Ein Hauch von Eurovision-Songcontest
Benjamin Bruns gibt den Gehilfen David als eine Art Riesenbaby. Dessen
tumber Habitus steht im Gegensatz zur stimmlichen Souveränität und sorgt in
diesem Kontrast immer wieder für Überraschungen. Ein Höhepunkt ist sicher
das Ende des 2. Aktes. Mittlerweile befinden wir uns zwischen zwei
gammeligen Häuserblocks mit schiefen Rollläden. Im Vordergrund steht ein
Kastenwagen, die mobile Schusterwerkstatt von Hans Sachs. Das "open"- Schild
flackert im Rhythmus der Musik. Beckmesser hat sich auf einer Hebebühne vor
das Fenster der angebeteten Eva gefahren. Er trällert zur Ukulele und zum
Klopfen von Hans Sachs' Hammer seine Ballade. Als dann silbrig-glitzernde
Schnipsel, eine Lichterkette und Nebel den Sänger umhüllen, fehlt zur
Qualifikation für den Eurovision-Songcontest nicht mehr viel. Die
Nachbarschaft hält nichts von der Singerei mitten in der Nacht. Schnell wird
aus der wohlgemeinten Serenade eine Pyjamaprügelei. Mit einer Chorfuge gerät
schließlich alles aus den Fugen und Beckmesser wird windelweich gehauen.
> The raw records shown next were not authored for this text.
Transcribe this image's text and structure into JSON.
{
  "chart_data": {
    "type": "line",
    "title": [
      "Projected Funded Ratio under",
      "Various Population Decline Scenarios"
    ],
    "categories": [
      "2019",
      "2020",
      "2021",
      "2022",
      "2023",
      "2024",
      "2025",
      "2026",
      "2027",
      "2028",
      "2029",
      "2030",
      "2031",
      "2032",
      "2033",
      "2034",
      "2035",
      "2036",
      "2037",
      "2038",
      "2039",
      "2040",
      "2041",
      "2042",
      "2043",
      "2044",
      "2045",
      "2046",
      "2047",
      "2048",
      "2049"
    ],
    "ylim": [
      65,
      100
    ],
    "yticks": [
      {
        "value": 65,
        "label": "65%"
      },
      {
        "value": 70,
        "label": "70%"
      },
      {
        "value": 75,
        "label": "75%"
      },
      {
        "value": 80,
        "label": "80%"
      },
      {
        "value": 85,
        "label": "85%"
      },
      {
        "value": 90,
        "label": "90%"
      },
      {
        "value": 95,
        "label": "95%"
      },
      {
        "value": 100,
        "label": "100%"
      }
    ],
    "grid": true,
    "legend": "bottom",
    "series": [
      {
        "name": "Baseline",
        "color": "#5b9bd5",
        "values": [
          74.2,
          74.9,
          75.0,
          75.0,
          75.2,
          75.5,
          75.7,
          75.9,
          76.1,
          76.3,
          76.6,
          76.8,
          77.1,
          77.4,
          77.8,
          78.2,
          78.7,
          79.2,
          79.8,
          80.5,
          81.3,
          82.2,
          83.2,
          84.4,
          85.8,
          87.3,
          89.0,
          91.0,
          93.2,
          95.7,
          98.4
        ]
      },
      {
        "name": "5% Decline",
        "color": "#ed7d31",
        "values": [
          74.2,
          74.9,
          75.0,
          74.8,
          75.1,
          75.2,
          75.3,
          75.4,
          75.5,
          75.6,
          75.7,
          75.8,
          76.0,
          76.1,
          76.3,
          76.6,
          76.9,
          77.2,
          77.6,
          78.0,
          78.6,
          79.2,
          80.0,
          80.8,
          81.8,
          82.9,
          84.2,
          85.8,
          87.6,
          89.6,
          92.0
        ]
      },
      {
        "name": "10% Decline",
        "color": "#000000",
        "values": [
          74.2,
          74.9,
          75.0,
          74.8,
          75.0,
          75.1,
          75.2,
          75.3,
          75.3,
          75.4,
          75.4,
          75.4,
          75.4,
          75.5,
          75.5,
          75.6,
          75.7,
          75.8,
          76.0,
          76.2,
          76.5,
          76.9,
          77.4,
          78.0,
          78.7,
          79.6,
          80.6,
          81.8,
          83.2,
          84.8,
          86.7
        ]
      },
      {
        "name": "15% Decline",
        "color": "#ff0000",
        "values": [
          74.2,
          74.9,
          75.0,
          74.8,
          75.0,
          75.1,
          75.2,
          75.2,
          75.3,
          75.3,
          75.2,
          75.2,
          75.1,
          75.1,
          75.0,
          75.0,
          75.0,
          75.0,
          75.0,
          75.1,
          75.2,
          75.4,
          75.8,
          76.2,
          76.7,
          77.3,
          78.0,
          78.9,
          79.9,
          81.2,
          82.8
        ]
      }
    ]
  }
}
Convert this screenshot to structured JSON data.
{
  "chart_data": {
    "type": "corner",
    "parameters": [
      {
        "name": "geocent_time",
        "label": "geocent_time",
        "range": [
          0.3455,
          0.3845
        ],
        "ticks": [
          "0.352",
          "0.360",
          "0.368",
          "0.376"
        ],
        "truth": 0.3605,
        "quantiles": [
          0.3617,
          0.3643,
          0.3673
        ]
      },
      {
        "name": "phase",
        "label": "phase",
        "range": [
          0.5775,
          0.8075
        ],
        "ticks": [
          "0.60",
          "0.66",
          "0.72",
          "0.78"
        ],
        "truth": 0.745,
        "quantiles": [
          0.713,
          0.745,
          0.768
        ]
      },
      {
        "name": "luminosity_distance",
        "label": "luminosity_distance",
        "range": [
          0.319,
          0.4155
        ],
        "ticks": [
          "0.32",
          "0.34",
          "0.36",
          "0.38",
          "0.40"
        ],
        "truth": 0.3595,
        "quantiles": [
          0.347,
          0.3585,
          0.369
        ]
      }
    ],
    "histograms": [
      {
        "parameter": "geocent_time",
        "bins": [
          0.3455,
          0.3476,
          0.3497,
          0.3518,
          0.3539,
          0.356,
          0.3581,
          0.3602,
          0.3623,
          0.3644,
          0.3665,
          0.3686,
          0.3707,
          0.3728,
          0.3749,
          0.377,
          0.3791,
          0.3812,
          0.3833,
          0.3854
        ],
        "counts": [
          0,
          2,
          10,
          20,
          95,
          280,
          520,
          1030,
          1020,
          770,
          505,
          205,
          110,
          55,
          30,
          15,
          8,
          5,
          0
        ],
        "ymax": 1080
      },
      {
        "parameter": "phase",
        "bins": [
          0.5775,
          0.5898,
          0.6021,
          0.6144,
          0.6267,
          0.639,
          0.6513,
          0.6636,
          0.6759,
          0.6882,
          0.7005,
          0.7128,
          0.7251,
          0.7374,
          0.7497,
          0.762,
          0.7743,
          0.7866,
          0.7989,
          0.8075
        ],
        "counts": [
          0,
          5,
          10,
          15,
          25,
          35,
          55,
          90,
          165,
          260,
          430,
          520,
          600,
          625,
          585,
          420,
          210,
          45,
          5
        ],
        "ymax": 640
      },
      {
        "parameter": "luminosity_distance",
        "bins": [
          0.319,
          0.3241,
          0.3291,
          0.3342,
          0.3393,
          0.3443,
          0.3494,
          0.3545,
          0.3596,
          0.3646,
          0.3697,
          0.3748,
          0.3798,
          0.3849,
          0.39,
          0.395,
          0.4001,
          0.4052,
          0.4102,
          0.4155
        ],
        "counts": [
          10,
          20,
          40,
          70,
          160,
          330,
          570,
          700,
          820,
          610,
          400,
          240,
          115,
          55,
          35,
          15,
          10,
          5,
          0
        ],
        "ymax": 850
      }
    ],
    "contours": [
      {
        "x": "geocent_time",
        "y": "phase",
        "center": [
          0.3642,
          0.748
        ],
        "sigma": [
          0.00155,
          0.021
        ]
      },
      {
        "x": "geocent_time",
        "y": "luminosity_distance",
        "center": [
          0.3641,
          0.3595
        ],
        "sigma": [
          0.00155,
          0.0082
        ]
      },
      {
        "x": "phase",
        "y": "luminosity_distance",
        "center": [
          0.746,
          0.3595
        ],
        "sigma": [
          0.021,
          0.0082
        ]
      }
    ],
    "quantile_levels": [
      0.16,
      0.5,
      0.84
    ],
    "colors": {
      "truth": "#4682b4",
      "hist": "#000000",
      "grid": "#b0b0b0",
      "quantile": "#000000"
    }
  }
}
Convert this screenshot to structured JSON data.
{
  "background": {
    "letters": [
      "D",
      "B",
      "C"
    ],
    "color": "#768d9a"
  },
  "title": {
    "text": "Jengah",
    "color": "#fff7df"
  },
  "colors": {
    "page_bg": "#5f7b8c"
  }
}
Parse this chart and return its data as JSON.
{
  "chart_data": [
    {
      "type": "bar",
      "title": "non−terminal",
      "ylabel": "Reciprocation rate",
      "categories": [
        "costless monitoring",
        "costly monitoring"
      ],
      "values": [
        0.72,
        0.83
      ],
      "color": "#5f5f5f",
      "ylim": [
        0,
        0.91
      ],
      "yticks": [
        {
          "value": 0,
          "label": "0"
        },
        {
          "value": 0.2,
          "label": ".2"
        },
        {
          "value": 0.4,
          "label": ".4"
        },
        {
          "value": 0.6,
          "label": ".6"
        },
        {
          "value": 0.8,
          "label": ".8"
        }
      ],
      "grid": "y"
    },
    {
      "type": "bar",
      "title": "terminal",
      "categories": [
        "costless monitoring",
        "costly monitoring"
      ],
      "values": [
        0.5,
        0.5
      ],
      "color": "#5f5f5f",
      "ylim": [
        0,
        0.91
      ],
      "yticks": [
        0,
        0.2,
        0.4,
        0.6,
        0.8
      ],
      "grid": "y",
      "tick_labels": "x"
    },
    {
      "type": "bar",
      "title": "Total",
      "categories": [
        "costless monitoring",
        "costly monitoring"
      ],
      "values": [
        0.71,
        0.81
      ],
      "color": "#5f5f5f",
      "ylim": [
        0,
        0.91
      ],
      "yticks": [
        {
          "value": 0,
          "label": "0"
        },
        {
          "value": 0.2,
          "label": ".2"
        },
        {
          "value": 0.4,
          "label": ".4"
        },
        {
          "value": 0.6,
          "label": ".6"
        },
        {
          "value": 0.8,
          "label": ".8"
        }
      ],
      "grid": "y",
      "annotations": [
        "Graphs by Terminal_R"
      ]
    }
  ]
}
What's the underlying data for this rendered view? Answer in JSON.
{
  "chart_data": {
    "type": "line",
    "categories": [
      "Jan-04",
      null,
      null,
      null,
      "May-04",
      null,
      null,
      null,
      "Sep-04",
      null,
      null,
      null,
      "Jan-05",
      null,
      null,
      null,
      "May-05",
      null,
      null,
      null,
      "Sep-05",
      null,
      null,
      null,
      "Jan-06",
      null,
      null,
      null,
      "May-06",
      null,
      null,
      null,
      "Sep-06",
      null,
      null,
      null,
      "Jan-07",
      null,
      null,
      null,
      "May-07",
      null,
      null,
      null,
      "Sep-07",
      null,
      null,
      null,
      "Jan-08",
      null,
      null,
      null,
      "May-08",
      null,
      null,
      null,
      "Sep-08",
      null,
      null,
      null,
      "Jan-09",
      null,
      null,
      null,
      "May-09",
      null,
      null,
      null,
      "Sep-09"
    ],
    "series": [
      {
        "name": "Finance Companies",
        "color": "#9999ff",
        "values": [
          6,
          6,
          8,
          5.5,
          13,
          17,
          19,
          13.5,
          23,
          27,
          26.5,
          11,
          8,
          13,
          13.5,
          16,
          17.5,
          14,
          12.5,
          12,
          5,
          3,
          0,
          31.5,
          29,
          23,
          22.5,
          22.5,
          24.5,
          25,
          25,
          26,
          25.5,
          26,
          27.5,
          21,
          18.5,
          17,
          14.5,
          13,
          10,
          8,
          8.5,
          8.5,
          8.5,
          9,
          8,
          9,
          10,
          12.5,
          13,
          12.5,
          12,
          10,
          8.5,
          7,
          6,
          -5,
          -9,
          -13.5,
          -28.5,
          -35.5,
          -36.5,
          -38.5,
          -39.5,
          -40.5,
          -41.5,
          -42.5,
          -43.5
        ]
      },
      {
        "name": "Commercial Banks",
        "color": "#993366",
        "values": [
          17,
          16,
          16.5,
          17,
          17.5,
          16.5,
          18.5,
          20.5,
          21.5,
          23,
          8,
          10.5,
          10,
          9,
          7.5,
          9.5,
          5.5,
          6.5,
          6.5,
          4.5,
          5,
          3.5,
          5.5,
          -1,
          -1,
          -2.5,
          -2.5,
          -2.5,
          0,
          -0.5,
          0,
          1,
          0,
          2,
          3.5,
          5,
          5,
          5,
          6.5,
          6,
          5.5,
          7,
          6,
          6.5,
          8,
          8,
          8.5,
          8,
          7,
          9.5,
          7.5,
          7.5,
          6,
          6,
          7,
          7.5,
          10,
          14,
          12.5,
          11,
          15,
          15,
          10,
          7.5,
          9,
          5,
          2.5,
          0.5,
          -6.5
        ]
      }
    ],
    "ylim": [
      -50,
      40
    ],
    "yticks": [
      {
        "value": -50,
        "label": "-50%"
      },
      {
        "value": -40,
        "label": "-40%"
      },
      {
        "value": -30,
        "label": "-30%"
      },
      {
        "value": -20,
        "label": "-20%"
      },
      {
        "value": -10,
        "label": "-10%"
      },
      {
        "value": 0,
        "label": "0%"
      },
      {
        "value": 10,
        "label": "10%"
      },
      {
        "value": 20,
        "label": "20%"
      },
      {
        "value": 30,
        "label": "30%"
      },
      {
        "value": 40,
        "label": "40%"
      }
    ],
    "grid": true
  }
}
Mit subtilem Humor gegen Deutschtümelei
Die
spartanische Inszenierung von David Bösch, der Verzicht auf bayerischen
Landhauscharme, der reduzierte Einsatz von Gags - das alles lässt viel Raum
für die Musik, die dafür umso deutlicher wahrgenommen wird. Feinsinnig wie
bei einem Feininger-Gemälde schichtet Petrenko die Klangfarben als
hauchdünne Glasscheiben übereinander. Und selbst in der Schlussszene, als
Wagners Text vor Deutschtum nur so strotzt, verliert Bösch nicht seinen
subtilen Humor. Der sturzbetrunkene Gehilfe von Hans Sachs übergibt sich in
den Meistersingerpokal - ein Statement, das man zum Thema "Nationalismus"
durchaus wörtlich nehmen kann. Beckmesser gibt sich die Kugel. Und Stolzing
hat zwar den Meistersingertitel ergattert und damit auch Eva. Aber auf den
Titel verzichtet er doch lieber und stolziert davon. Buhs für die Regie
Das Regieteam musste einige Buhs einstecken. Tosenden Applaus gab es vor
allem für Jonas Kaufmann, Wolfgang Koch und Kirill Petrenko.